Désormais, une nouvelle donne apparaît puisque de plus en plus d’entreprises chinoises investissent à l’étranger. À la fin de 2009, leurs investissements directs dans le monde dépassaient 185 Md€. Une prévision pour 2015 laisse entendre que ce montant pourrait atteindre 230 Md€. En tout cas, les actifs tout confondus détenus par les Chinois dans le reste du monde s’élèvent à plus de 1 540 Md€5. Les banques chinoises doivent donc en tenir compte et intégrer cette dimension dans leurs activités.
Accompagner les investisseurs nationaux à l’étranger est ainsi devenu une tâche primordiale pour les banques chinoises, en même temps que le fait de gérer les intérêts financiers internationaux du pays. Par conséquent, créer un réseau mondial répondant à cette attente est aussi prioritaire pour ces banques. Trois stratégies peuvent convenir.
La première stratégie est la croissance organique qui n’est que le prolongement de la structure existante par le maillage de réseau. Ce mode d’opération est adapté aux banques qui possèdent déjà des implantations à l’étranger et sur des marchés matures. Le bémol à ce genre d’élargissement est que le cycle de création est long et consomme beaucoup de temps pour la pénétration sur les marchés en question.
La deuxième stratégie est la croissance externe indépendante de la structure existante. Ce mode d’opération est tenté par les banques qui sont nouvellement présentes sur la scène internationale et qui cherchent un développement plus rapide. Ainsi, ces dernières années, certaines banques chinoises se lancent dans l’acquisition des banques locales de moyenne et petite taille à Hong Kong, à Macao, à Singapour, en Indonésie et en Afrique du Sud. Ces acquisitions ont été faites dans une optique à long terme afin de faciliter une familiarisation plus efficace des banques chinoises avec l’environnement et de valoriser immédiatement le portefeuille de clients sur place.
La troisième stratégie est la prise de participations aux capitaux. Cela se limite aux cas isolés réalisés par les banques à statut particulier ou les assureurs chinois. L’exemple le plus retentissant serait l’entrée de la China Development Bank (CDB) dans les capitaux de Barclays.

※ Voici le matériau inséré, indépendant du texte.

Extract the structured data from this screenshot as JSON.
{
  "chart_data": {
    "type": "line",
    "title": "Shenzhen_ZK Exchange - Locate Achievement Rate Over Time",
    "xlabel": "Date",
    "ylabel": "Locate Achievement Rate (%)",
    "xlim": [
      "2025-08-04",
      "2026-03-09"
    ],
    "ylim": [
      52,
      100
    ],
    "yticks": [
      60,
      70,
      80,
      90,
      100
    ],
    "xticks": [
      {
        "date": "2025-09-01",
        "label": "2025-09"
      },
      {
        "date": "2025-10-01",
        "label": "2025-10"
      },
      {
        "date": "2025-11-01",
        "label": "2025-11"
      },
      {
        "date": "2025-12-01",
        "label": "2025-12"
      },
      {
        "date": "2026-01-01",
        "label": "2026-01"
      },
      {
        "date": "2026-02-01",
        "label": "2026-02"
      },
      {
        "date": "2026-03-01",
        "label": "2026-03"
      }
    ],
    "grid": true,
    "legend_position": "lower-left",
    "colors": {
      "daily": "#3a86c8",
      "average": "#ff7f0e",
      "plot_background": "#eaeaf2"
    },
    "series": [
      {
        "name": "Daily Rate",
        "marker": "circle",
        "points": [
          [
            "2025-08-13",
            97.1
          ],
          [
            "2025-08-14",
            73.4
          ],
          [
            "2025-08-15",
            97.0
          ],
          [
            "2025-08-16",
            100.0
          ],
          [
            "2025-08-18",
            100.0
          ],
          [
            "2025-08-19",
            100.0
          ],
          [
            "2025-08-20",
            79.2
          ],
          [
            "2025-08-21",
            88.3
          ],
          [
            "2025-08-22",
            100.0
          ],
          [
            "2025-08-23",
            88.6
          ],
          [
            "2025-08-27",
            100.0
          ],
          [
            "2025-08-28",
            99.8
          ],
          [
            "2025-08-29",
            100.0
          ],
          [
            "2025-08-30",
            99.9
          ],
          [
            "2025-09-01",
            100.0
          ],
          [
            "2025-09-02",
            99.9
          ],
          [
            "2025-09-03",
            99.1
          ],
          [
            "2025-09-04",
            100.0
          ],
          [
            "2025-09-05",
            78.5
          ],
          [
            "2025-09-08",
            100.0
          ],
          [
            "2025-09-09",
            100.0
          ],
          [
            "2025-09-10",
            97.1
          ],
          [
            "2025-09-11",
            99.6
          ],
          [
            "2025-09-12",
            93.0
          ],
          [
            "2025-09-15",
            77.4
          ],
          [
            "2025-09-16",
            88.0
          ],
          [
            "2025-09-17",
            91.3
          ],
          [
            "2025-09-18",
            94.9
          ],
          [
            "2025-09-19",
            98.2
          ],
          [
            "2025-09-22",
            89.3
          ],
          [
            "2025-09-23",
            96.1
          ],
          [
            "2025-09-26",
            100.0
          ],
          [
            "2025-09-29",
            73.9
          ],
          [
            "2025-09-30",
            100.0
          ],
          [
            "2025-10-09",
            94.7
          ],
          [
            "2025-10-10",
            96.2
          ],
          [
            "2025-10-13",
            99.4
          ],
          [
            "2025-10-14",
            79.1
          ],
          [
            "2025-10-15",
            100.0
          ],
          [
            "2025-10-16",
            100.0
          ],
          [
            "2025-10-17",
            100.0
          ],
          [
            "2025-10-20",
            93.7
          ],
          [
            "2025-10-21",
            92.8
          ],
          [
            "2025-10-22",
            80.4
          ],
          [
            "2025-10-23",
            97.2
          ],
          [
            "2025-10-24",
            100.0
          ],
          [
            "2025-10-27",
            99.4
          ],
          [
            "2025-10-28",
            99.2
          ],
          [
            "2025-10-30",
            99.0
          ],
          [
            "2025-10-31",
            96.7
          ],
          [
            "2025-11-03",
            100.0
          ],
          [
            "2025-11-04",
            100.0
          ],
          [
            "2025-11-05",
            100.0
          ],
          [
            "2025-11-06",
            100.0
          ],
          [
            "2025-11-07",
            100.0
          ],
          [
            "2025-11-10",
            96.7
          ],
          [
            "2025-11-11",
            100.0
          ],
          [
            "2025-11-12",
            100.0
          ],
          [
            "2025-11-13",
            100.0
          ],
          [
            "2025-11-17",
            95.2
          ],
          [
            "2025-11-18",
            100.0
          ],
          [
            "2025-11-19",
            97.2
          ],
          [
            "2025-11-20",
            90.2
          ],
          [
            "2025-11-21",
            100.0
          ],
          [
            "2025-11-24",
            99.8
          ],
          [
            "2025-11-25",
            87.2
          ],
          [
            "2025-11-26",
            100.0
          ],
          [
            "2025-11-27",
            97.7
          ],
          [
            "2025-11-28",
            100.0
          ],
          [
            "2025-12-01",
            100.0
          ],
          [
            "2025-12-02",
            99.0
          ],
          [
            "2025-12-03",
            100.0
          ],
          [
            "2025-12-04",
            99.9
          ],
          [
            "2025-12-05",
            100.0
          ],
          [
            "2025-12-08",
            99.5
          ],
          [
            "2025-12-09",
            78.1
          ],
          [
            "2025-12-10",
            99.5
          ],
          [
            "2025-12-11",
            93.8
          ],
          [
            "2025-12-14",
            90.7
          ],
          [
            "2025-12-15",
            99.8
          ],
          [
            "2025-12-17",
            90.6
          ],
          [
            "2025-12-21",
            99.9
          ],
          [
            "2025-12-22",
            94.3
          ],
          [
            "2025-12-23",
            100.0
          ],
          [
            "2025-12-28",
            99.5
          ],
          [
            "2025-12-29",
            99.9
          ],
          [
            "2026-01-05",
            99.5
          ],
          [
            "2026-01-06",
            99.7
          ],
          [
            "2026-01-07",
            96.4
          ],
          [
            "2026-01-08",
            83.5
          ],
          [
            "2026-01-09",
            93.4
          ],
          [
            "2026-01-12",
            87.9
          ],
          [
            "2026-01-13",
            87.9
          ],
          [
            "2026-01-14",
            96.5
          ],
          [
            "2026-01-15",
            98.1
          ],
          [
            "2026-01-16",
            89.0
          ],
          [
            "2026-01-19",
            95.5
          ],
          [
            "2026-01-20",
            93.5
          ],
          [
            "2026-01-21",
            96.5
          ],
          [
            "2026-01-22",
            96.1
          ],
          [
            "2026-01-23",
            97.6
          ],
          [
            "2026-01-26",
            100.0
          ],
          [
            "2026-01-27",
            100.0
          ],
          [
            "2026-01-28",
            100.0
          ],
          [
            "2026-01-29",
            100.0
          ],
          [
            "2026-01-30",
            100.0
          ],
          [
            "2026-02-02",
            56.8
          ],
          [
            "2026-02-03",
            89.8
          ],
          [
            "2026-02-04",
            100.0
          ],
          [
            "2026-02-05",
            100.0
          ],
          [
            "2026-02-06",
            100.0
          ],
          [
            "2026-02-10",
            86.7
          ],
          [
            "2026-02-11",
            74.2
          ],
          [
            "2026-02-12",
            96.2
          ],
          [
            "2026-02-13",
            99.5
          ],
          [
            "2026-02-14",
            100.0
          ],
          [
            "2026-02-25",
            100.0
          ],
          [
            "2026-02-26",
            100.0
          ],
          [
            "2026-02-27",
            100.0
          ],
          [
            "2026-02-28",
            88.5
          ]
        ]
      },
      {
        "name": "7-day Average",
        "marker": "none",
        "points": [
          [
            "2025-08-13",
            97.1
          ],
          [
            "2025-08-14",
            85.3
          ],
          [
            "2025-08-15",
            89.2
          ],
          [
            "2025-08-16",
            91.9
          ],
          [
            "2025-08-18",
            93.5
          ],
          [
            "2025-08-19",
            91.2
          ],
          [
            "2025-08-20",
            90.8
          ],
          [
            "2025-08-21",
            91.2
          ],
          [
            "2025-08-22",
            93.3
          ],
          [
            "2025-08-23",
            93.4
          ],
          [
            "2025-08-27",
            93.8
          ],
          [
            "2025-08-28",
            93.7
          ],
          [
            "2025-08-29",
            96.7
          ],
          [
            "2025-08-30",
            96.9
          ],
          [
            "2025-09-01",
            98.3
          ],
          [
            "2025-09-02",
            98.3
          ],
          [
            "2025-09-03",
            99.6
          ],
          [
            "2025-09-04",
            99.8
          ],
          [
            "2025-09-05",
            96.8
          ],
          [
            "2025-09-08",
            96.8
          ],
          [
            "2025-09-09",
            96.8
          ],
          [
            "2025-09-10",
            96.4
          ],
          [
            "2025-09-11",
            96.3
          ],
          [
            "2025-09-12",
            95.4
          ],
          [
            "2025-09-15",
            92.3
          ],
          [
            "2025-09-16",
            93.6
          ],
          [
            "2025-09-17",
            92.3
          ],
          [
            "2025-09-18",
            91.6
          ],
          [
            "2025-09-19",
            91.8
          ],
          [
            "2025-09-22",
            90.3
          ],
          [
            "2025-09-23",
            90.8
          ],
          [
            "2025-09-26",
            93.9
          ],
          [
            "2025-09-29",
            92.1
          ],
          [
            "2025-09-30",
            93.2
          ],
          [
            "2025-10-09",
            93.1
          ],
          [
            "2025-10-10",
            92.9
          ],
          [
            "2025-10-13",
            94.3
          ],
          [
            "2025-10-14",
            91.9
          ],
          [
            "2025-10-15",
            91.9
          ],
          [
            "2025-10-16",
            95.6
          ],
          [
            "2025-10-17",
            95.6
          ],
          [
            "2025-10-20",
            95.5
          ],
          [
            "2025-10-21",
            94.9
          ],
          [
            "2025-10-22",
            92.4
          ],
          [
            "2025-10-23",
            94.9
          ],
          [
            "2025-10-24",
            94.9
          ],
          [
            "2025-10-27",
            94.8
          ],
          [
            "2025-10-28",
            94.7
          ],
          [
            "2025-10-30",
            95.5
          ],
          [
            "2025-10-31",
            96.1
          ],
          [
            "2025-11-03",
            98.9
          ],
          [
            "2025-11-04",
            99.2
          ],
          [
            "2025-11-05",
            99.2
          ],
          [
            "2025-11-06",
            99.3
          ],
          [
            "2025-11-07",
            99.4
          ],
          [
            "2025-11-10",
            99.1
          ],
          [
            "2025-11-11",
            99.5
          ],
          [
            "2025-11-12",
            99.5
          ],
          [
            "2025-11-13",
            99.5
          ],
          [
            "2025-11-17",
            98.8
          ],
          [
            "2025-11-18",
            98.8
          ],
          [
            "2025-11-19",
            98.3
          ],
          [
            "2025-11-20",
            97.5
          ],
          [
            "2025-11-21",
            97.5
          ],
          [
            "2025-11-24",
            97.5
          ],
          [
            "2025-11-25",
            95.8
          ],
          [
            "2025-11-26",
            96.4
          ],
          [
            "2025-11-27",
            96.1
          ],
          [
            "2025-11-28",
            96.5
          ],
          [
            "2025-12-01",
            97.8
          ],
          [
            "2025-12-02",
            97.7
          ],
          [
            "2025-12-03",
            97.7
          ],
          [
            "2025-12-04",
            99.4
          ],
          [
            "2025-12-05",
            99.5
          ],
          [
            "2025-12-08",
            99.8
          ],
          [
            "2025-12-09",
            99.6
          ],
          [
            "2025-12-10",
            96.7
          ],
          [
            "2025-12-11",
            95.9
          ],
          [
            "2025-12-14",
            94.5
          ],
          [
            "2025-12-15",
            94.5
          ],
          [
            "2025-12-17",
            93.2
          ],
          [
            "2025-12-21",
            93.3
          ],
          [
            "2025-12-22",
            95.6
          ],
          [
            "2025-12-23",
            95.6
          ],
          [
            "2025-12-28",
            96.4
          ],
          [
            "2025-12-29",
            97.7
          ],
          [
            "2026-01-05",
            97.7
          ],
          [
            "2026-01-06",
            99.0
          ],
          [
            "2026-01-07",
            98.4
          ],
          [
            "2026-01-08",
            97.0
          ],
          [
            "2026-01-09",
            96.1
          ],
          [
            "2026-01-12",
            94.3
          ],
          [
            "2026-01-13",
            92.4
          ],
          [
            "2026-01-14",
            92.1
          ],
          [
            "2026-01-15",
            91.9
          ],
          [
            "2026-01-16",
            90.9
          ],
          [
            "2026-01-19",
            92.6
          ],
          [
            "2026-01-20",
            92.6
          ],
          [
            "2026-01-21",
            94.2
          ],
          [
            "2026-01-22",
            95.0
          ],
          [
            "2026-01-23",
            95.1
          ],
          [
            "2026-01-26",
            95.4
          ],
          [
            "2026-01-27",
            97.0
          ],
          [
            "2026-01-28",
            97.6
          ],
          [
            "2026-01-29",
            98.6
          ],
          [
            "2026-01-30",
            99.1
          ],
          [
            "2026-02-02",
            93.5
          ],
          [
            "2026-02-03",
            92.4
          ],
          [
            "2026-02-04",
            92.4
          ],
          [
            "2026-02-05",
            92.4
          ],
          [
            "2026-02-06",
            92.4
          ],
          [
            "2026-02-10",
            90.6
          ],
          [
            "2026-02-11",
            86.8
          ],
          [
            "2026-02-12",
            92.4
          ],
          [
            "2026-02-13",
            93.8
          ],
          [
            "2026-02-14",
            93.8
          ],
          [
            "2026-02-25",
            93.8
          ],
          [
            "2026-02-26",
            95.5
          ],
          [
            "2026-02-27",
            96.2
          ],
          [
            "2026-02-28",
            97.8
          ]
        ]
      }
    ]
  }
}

À ce jour, ces stratégies se valent pour les banques chinoises. Mais tout compte fait, la croissance organique est la voie la plus courante. La croissance externe reste un moyen encore timidement exploité par ces banques. Au vu des régions géographiques concernées et des montants impliquant plusieurs milliards d’euros, rien ne présage l’apparition d’opérations de plus grande envergure dans un avenir proche. Quant à la participation capitalistique, en considérant les implications assez complexes en amont et en aval des dossiers, ce mode n’est certes pas destiné à être répandu à ce stade. Malgré un développement à l’étranger particulièrement fort ces dernières années, les banques chinoises sont obligées de mener, très souvent, leur activité internationale à partir du territoire national. L’heure est encore à renforcer leur dispositif en dehors de la métropole.
Les conditions nécessaires pour un positionnement international des banques chinoises
La crise financière de 2007 soulève le débat quant aux opportunités offertes à la Chine de jouer un rôle plus important sur l’échiquier mondial et, par ricochet, à ses banques d’accélérer le processus d’internationalisation. Il est certain que dans un grand nombre de pays, les banques sont au cœur de la crise puisqu’elles sont à l’origine de la propagation des difficultés. Mais en Chine, elles constituent le rouage décisif par lequel sont lancées les mesures de relance nationale, ce qui explique l’emprise domestique toujours plus forte des banques chinoises et contraste avec leur faible rayonnement international.
Or le passage d’une banque domestique à une banque internationale doit se construire de sorte que la banque garde une bonne maîtrise des conditions essentielles : adopter les règles de bonne gouvernance, posséder des fonds propres suffisants, avoir la capacité de générer des bénéfices, s’entourer d’une clientèle tournée à l’international et disposer d’un encadrement du personnel familier à l’environnement réglementaire et commercial des marchés à opérer (Xiao, 2010).
Parmi ces conditions à la fois culturelles, financières, opérationnelles et humaines, beaucoup d’entre elles ont déjà été bien remplies par les banques chinoises, d’autres sont en cours de préparation. L’une des problématiques les plus marquantes est l’encadrement du personnel.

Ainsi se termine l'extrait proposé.